隗絮立刻掉转头,单手抱着秦常念,另一只手破开窗,翻窗而出。
刚跑出去没几步,秦常念就感觉到了不对劲, 她用力吸了吸鼻子:“隗絮,你有没有闻到什么奇怪的味道?”
隗絮将步伐放慢,看向四周, 排查异况。
“嘭”的一声,火光四溅,是炸药引爆的声音。
“小心!”秦常念在隗絮怀里大叫一声。
爆炸产生的热浪将两人卷起,隗絮将秦常念护在怀里,在空中翻了个身,垫在她下面,再重重地落在地上。
“唔……”隗絮闷哼了一声,但极力维持面上的平静。
“你受伤了?”秦常念立刻捕捉到。
“先走。”
隗絮没回答,拉着秦常念的手就往山上跑。
火光之中,隗絮在前面开路。在这一刻,透过温热的空气,秦常念只能看见他关切的脸。
隗絮寻了一棵大树,把秦常念安顿在树下。秦常念背靠着树,隗絮单膝跪下,一手扶着秦常念的肩膀,一手撑在树侧。
秦常念被他牢牢护在怀里。
“有官兵来了。”隗絮透过树干看到前方跑步上来的穿着铠甲的队伍。
秦常念没有回话。

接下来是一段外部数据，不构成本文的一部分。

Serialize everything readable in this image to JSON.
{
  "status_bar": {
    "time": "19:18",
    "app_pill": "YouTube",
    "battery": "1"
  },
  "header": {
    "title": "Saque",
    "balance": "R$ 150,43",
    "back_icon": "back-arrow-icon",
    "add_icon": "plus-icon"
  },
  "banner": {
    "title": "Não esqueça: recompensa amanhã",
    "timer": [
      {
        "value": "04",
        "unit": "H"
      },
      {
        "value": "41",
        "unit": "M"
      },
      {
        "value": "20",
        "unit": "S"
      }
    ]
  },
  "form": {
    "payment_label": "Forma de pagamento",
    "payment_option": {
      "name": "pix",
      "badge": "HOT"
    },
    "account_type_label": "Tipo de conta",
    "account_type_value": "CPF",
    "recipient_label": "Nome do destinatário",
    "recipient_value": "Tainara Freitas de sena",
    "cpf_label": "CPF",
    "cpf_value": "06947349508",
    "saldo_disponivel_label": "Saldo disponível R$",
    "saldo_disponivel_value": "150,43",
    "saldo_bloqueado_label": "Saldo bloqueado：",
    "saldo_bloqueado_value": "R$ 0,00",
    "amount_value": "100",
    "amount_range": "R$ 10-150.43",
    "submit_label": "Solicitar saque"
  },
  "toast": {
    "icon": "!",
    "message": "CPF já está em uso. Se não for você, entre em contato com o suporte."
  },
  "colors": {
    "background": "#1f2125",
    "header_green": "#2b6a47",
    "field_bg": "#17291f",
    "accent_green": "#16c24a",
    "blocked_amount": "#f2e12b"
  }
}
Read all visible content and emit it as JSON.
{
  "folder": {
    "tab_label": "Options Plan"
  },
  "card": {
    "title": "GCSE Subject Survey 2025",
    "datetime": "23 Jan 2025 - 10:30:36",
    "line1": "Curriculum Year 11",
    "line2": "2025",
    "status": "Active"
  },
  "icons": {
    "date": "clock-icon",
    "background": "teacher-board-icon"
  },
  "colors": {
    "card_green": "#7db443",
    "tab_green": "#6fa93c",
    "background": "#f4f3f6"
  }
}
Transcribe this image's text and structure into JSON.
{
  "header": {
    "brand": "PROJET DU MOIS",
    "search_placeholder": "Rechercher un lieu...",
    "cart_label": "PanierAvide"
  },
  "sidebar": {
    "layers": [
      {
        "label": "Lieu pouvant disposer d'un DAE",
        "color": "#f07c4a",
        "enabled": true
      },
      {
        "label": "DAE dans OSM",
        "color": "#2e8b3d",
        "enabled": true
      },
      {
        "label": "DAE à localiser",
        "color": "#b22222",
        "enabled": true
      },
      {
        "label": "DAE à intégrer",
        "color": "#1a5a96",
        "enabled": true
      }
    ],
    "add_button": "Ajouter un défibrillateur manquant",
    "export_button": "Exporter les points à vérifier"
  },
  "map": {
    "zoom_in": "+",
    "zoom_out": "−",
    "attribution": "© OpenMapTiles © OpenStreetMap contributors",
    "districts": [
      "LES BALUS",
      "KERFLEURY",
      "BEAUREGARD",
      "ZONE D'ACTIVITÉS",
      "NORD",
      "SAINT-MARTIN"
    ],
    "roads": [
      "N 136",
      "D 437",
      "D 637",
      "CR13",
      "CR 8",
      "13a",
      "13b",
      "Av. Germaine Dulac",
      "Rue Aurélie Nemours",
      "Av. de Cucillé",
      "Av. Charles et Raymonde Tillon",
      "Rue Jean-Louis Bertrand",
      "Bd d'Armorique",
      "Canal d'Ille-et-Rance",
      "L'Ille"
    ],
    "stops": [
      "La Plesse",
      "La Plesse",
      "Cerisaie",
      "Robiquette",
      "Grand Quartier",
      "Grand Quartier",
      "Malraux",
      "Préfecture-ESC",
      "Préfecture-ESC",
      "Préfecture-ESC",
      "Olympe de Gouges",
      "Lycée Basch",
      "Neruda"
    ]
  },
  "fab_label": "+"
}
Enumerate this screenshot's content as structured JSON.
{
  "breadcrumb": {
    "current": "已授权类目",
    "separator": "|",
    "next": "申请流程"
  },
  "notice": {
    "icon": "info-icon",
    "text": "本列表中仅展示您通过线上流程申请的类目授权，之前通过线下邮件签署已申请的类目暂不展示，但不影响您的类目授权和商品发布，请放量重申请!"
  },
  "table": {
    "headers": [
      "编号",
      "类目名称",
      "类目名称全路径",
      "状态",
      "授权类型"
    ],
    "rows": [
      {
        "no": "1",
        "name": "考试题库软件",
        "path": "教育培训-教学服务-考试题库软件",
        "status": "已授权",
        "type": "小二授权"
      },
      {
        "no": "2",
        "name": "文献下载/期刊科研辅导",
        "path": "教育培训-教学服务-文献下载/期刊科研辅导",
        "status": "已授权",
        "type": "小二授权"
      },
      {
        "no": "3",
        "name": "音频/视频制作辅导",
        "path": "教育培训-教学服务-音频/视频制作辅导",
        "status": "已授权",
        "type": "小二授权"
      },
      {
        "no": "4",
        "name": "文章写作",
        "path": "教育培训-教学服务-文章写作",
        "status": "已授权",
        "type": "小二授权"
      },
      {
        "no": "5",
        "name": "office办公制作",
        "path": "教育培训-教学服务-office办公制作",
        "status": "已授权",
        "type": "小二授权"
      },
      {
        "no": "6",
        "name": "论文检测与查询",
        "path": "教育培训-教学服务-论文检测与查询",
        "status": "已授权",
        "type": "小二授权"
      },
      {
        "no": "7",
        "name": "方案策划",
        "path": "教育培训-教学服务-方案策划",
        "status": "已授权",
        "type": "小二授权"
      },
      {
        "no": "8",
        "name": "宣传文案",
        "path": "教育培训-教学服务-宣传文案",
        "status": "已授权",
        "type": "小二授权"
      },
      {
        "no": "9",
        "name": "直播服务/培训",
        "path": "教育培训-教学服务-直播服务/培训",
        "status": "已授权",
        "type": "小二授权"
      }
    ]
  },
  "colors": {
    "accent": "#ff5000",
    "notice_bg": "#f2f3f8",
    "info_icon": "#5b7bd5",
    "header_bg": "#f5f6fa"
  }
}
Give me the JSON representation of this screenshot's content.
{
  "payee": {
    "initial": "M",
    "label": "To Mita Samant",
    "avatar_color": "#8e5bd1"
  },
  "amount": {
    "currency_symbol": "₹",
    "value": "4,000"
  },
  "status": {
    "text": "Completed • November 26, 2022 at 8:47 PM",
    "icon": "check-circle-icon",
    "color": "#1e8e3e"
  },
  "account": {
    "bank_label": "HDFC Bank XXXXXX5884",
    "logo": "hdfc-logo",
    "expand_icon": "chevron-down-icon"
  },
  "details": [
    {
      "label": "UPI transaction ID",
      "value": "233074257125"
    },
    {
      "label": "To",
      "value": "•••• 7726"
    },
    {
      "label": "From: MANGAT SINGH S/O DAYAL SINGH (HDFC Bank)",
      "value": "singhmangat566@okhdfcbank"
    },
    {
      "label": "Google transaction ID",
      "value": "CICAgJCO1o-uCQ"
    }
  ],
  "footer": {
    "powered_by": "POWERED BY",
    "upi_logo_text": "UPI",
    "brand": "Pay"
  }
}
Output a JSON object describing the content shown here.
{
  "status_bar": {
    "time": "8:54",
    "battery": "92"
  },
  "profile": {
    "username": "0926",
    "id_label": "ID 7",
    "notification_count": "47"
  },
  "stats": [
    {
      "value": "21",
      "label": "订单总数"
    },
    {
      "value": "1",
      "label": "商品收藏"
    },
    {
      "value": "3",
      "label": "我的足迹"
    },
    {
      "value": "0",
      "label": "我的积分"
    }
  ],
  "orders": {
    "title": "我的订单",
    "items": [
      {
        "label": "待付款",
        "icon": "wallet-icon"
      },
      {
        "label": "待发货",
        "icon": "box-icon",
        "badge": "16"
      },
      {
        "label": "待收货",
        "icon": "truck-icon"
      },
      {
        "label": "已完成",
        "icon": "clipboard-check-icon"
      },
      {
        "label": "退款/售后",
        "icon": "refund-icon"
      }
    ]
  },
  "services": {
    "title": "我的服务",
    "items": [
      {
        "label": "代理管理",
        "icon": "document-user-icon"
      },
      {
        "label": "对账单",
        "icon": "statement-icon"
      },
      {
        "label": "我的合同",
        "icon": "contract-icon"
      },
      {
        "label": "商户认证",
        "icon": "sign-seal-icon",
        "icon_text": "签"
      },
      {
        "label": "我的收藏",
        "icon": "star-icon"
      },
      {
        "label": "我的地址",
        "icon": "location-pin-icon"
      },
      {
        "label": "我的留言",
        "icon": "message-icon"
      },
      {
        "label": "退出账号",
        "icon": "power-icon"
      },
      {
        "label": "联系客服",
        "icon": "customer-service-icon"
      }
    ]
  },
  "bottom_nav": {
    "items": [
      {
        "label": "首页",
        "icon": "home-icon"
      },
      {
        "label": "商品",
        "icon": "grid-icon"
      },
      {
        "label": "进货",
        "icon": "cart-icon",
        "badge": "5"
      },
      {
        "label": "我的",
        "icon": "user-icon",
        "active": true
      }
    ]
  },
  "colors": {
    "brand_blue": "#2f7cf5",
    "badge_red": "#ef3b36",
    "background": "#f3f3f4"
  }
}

她真的很没用,在这种时候,她感觉到周围的一切都渐渐远离、远离、远离,只剩下隗絮身上淡淡的松木香将她整个包裹住。像小时候裹在襁褓里的感觉。
很暖,很软,很安全。
她就这么看进去了,脸侧爬上一丝红晕。
“怎么了?哪里不舒服吗?”隗絮以为是药的作用,着急地问道。